Espécie de réptil terrestre, da ordem dos quelônios, provido de carapaça e nativo da América do Sul, o jabuti ou jabutim tem fama de curar problemas respiratórios, como asma e bronquite. Diz a lenda que deixar o animal debaixo da cama é bom porque ele “puxa” a doença para si. Nunca se comprovou cientificamente se o bicho tem realmente esse poder de cura. O que se sabe de concreto é que ele é ferozmente usado por políticos de conduta duvidosa. No jargão legislativo, jabuti é um “contrabando” que os parlamentares fazem ao inserir em uma proposta legislativa um tema sem relação om o tema inicialmente proposto. Em outras palavras, se refere a emendas que não têm ligação direta com o texto em discussão. A estratégia foi definida pelo sempre lembrado Ulysses Guimarães.
Quando “escondiam” um inofensivo bichinho desses em um projeto qualquer, o inesquecível deputado dizia que “jabuti não sobe em árvore. Se está lá, foi mão da gente”. E, via de regra, é sempre a mão do homem (o parlamentar) que transforma o pobre do animal em sinônimo de vantagem pessoal ou de um grupo.

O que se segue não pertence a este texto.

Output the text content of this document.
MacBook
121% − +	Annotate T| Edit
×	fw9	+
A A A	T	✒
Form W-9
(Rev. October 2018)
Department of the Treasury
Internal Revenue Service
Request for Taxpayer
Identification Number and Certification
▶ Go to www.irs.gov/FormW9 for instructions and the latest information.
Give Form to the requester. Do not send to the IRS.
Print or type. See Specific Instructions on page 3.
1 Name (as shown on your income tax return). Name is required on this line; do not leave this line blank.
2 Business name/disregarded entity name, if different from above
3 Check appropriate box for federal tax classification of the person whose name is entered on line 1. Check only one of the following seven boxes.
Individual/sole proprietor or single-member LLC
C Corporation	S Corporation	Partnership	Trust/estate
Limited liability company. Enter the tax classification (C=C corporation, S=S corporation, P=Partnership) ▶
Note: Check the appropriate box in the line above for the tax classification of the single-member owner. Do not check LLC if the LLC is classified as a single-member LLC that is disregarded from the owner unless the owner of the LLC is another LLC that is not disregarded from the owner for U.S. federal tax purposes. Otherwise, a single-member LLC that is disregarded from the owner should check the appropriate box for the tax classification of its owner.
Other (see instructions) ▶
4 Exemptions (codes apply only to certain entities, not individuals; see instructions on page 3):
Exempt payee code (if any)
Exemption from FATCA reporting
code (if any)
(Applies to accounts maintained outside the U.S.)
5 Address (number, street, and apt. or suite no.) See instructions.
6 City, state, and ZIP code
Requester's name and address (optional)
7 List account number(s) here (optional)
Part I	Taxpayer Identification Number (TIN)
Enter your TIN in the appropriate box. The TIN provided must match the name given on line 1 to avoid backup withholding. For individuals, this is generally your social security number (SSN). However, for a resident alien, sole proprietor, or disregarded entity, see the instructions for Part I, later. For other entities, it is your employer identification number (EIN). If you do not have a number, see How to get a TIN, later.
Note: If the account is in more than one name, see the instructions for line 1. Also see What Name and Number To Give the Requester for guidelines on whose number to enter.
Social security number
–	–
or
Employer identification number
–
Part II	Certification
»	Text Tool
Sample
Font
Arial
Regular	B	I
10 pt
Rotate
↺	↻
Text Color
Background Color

O “jabuti” incluído no pacote da Lei de Diretrizes Orçamentárias (LDO) para 2022 tem nome e sobrenome, mas ninguém assume sua paternidade. O autor é o deputado Juscelino Filho (DEM-MA). Todavia, não importa quem tenha posto o bicho lá. A verdade é que, com apoio maciço de partidos integrantes do Centrão e alguns da esquerda, os deputados aprovaram na semana passada, por votação simbólica, uma emenda aumentando de R$ 1,7 bilhão para R$ 5,7 bilhões o “Fundão Eleitoral”, dinheiro utilizado para campanhas de eleição e reeleição de deputados, senadores, governadores e presidente da República.

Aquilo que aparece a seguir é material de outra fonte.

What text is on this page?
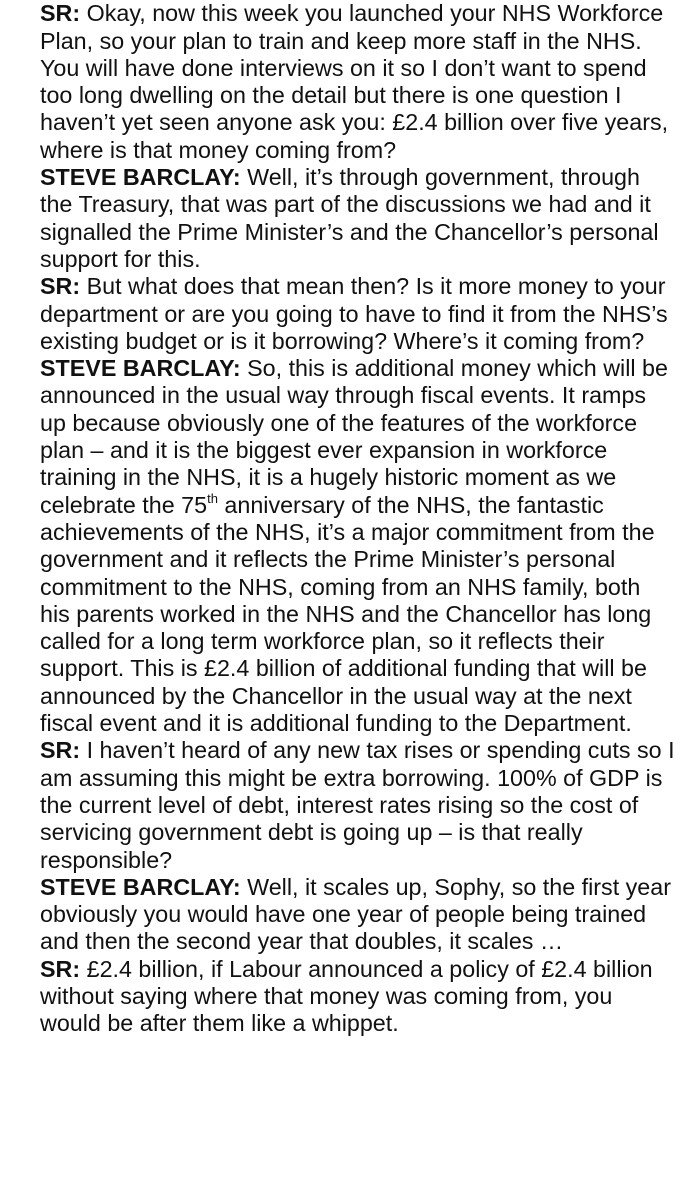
SR: Okay, now this week you launched your NHS Workforce Plan, so your plan to train and keep more staff in the NHS. You will have done interviews on it so I don’t want to spend too long dwelling on the detail but there is one question I haven’t yet seen anyone ask you: £2.4 billion over five years, where is that money coming from?

STEVE BARCLAY: Well, it’s through government, through the Treasury, that was part of the discussions we had and it signalled the Prime Minister’s and the Chancellor’s personal support for this.

SR: But what does that mean then? Is it more money to your department or are you going to have to find it from the NHS’s existing budget or is it borrowing? Where’s it coming from?

STEVE BARCLAY: So, this is additional money which will be announced in the usual way through fiscal events. It ramps up because obviously one of the features of the workforce plan – and it is the biggest ever expansion in workforce training in the NHS, it is a hugely historic moment as we celebrate the 75th anniversary of the NHS, the fantastic achievements of the NHS, it’s a major commitment from the government and it reflects the Prime Minister’s personal commitment to the NHS, coming from an NHS family, both his parents worked in the NHS and the Chancellor has long called for a long term workforce plan, so it reflects their support. This is £2.4 billion of additional funding that will be announced by the Chancellor in the usual way at the next fiscal event and it is additional funding to the Department.

SR: I haven’t heard of any new tax rises or spending cuts so I am assuming this might be extra borrowing. 100% of GDP is the current level of debt, interest rates rising so the cost of servicing government debt is going up – is that really responsible?

STEVE BARCLAY: Well, it scales up, Sophy, so the first year obviously you would have one year of people being trained and then the second year that doubles, it scales …

SR: £2.4 billion, if Labour announced a policy of £2.4 billion without saying where that money was coming from, you would be after them like a whippet.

Diante de 540 mil mortos pela Covid, 15 milhões de desempregados e 19 milhões passando fome, aprovar tal proposta é brincar com o cidadão brasileiro, que, além de pagar R$ 100 por um botijão de gás e R$ 6,09 a cada litro de gasolina, vem sofrendo com a claudicante cura do vírus e com denúncias diárias de fraudes na compra de vacinas. Portanto, mais importante do que tentar buscar culpados, é tirar o penduricalho da LDO. Presidente da sessão do Congresso que determinou o extorsivo aumento do “Fundão”, o deputado Marcelo Ramos (PL-AM) culpa o presidente da República de “terceirizar” responsabilidades. Ao deixar o hospital nesse domingo (18), Jair Bolsonaro afirmou que Ramos “atropelou” a votação e, por isso, é quem deve ser cobrado “em primeiro lugar”.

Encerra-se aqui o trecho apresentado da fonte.